Similar to other angiogenesis inhibitor, bevacizumab may also lead to substantial adverse effects, such as nausea, fatigue, diarrhea, hemorrhage, thrombosis, wounding-healing complications and renal toxicities [19]. Hypertension and proteinuria are the dominant adverse effects for renal toxicities [20]. Previous studies have demonstrated that the RRs of all-grade proteinuria for patients administered bevacizumab at 2.5 mg and 5 mg/kg/week were 1.4 (95% CI: 1.1–1.7) and 2.2 (95% CI: 1.6–2.9), respectively, and the RRs of all-grade hypertension for different dosage were 3.0 (95% CI: 2.2–4.2) and 7.5 (95% CI: 4.2–13.4), respectively [20].
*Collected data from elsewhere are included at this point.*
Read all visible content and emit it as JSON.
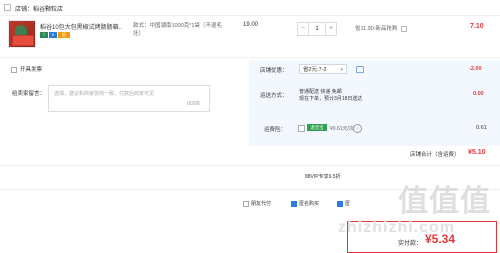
{
  "store": {
    "label": "店铺：稻谷颗粒店"
  },
  "item": {
    "title": "稻谷10包大包黑椒试烤肠肠箱...",
    "spec": "款式：中国湖南1000克*1袋（不退毛坯）",
    "unit_price": "19.00",
    "quantity": "1",
    "qty_minus": "−",
    "qty_plus": "+",
    "promo": "省11.90:新品抢购",
    "subtotal": "7.10",
    "badges": [
      "7",
      "¥",
      "返"
    ]
  },
  "invoice": {
    "label": "开具发票"
  },
  "message": {
    "label": "给卖家留言：",
    "placeholder": "选填，建议和商家协商一致，付款后商家可见",
    "count": "0/200"
  },
  "coupon": {
    "label": "店铺优惠：",
    "value": "省2元:7-2",
    "amount": "-2.00"
  },
  "shipping": {
    "label": "运送方式：",
    "line1": "普通配送 快递 免邮",
    "line2": "现在下单，预计3月18日送达",
    "amount": "0.00"
  },
  "insurance": {
    "label": "运费险：",
    "badge": "退货宝",
    "price": "¥0.61元/次",
    "amount": "0.61"
  },
  "store_total": {
    "label": "店铺合计（含运费）",
    "value": "¥5.10"
  },
  "vip": {
    "text": "88VIP专享9.5折"
  },
  "footer": {
    "options": [
      {
        "label": "朋友代付",
        "checked": false
      },
      {
        "label": "匿名购买",
        "checked": true
      },
      {
        "label": "匿",
        "checked": true
      }
    ]
  },
  "pay": {
    "label": "实付款：",
    "value": "¥5.34"
  },
  "watermark": {
    "big": "值值值",
    "url": "zhizhizhi.com"
  }
}
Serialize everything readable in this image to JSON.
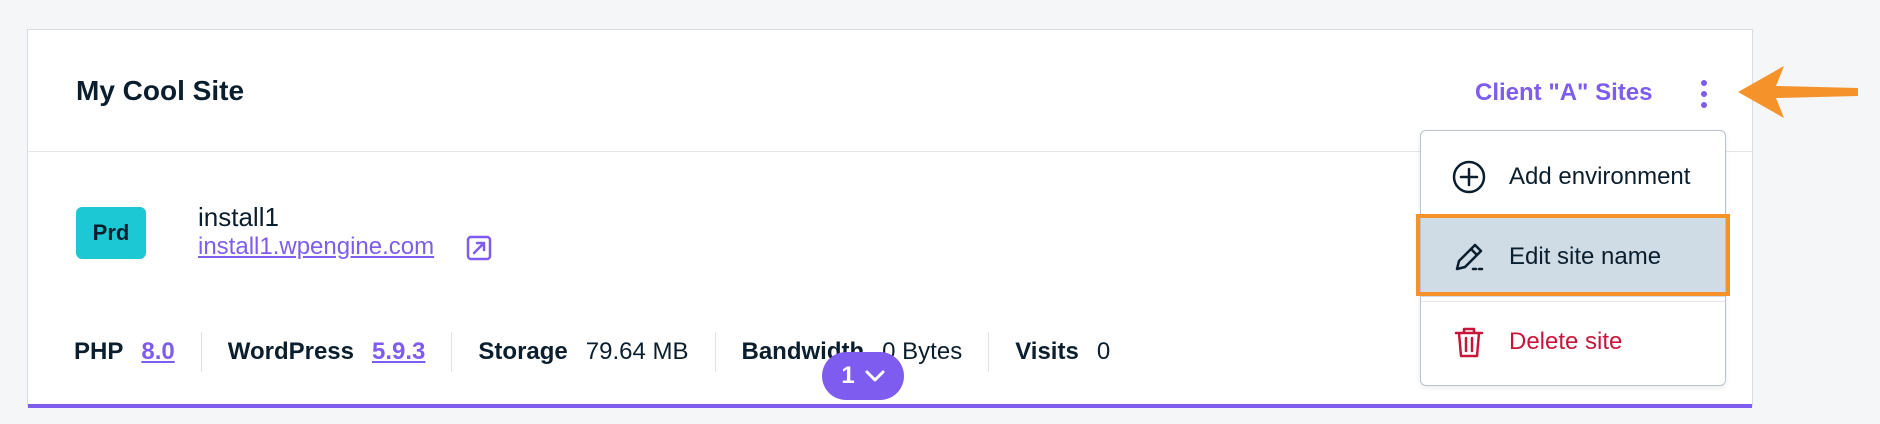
{
  "site": {
    "title": "My Cool Site",
    "group_link": "Client \"A\" Sites"
  },
  "install": {
    "badge": "Prd",
    "name": "install1",
    "url": "install1.wpengine.com"
  },
  "stats": [
    {
      "label": "PHP",
      "value": "8.0"
    },
    {
      "label": "WordPress",
      "value": "5.9.3"
    },
    {
      "label": "Storage",
      "value": "79.64 MB"
    },
    {
      "label": "Bandwidth",
      "value": "0 Bytes"
    },
    {
      "label": "Visits",
      "value": "0"
    }
  ],
  "expand": {
    "count": "1"
  },
  "menu": {
    "items": [
      {
        "label": "Add environment",
        "icon": "plus-circle-icon"
      },
      {
        "label": "Edit site name",
        "icon": "pencil-icon"
      },
      {
        "label": "Delete site",
        "icon": "trash-icon"
      }
    ]
  },
  "colors": {
    "accent": "#7e5cef",
    "badge": "#1cc8d4",
    "danger": "#c8163a",
    "annotation": "#f5922a",
    "menu_selected": "#cfdbe5"
  }
}
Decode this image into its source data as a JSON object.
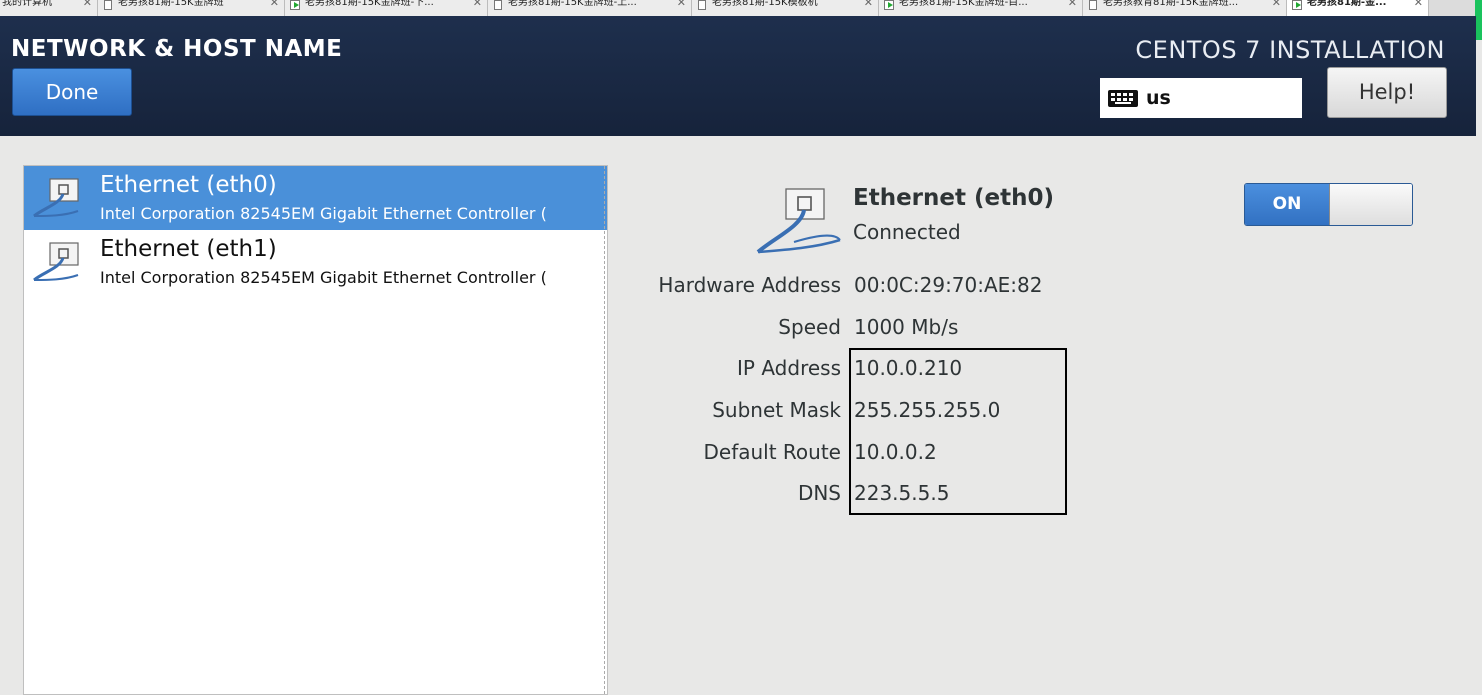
{
  "browser_tabs": [
    {
      "title": "我的计算机",
      "icon": "none"
    },
    {
      "title": "老男孩81期-15K金牌班",
      "icon": "doc"
    },
    {
      "title": "老男孩81期-15K金牌班-下...",
      "icon": "play"
    },
    {
      "title": "老男孩81期-15K金牌班-上...",
      "icon": "doc"
    },
    {
      "title": "老男孩81期-15K模板机",
      "icon": "doc"
    },
    {
      "title": "老男孩81期-15K金牌班-目...",
      "icon": "play"
    },
    {
      "title": "老男孩教育81期-15K金牌班...",
      "icon": "doc"
    },
    {
      "title": "老男孩81期-金...",
      "icon": "play",
      "active": true
    }
  ],
  "header": {
    "title": "NETWORK & HOST NAME",
    "done_label": "Done",
    "product": "CENTOS 7 INSTALLATION",
    "keyboard_layout": "us",
    "help_label": "Help!"
  },
  "devices": [
    {
      "name": "Ethernet (eth0)",
      "description": "Intel Corporation 82545EM Gigabit Ethernet Controller (",
      "selected": true
    },
    {
      "name": "Ethernet (eth1)",
      "description": "Intel Corporation 82545EM Gigabit Ethernet Controller (",
      "selected": false
    }
  ],
  "details": {
    "device_name": "Ethernet (eth0)",
    "status": "Connected",
    "toggle_label": "ON",
    "rows": [
      {
        "label": "Hardware Address",
        "value": "00:0C:29:70:AE:82"
      },
      {
        "label": "Speed",
        "value": "1000 Mb/s"
      },
      {
        "label": "IP Address",
        "value": "10.0.0.210"
      },
      {
        "label": "Subnet Mask",
        "value": "255.255.255.0"
      },
      {
        "label": "Default Route",
        "value": "10.0.0.2"
      },
      {
        "label": "DNS",
        "value": "223.5.5.5"
      }
    ]
  },
  "colors": {
    "header_bg": "#1e2f4d",
    "accent_blue": "#4a90d9",
    "panel_bg": "#e8e8e7"
  }
}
High-grade hypertension and proteinuria (grade 3–4), especially hypertensive crisis and nephrotic syndrome, may cause obvious cardiovascular damage and renal failure. Those life-threatening consequence would limit the dose of bevacizumab, thereby reducing its efficacy [21]. The incidence of high-grade proteinuria for patients accepted bevacizumab varied considerably, ranging from 0.3% in a breast cancer study to 15.5% in an renal cell cancer study [8, 22]. The similar variation also exited for the incidence of high-grade hypertension, ranging from 0.7% in a colorectal cancer study to 60% in an lung cancer study [23, 24]. Due to the limited number of patients available in each clinical trial and a great deal of large sample size randomized controlled trials (RCTs) have been carried out, the power of the previous meta-analysis to fully elucidate the risks and incidence of proteinuria and hypertension with bevacizumab was immature [20, 21, 25]. Therefore we performed this systematic meta-analysis including all available published RCTs focused on different subgroups to estimate the overall risks and incidence of hypertension and proteinuria associated with bevacizumab.

RESULTS

Search results

Over 1052 clinical literatures relevant to the search terms were obtained. After selection by title screening, clinical data quality check, and abstract review, a total of 72 eligible studies were identified for analysis (Figure 1), which contained 21902 cases and 20608 controls. All of the patients enrolled had adequate hepatic, renal, and hematologic function, and the baseline Eastern Cooperative Oncology Group (ECOG) status for most of the patients was between 0 and 1. These trials included 23 phase II and 49 phase III studies, and the characteristics of selected studies were summarized in Supplementary Table 1.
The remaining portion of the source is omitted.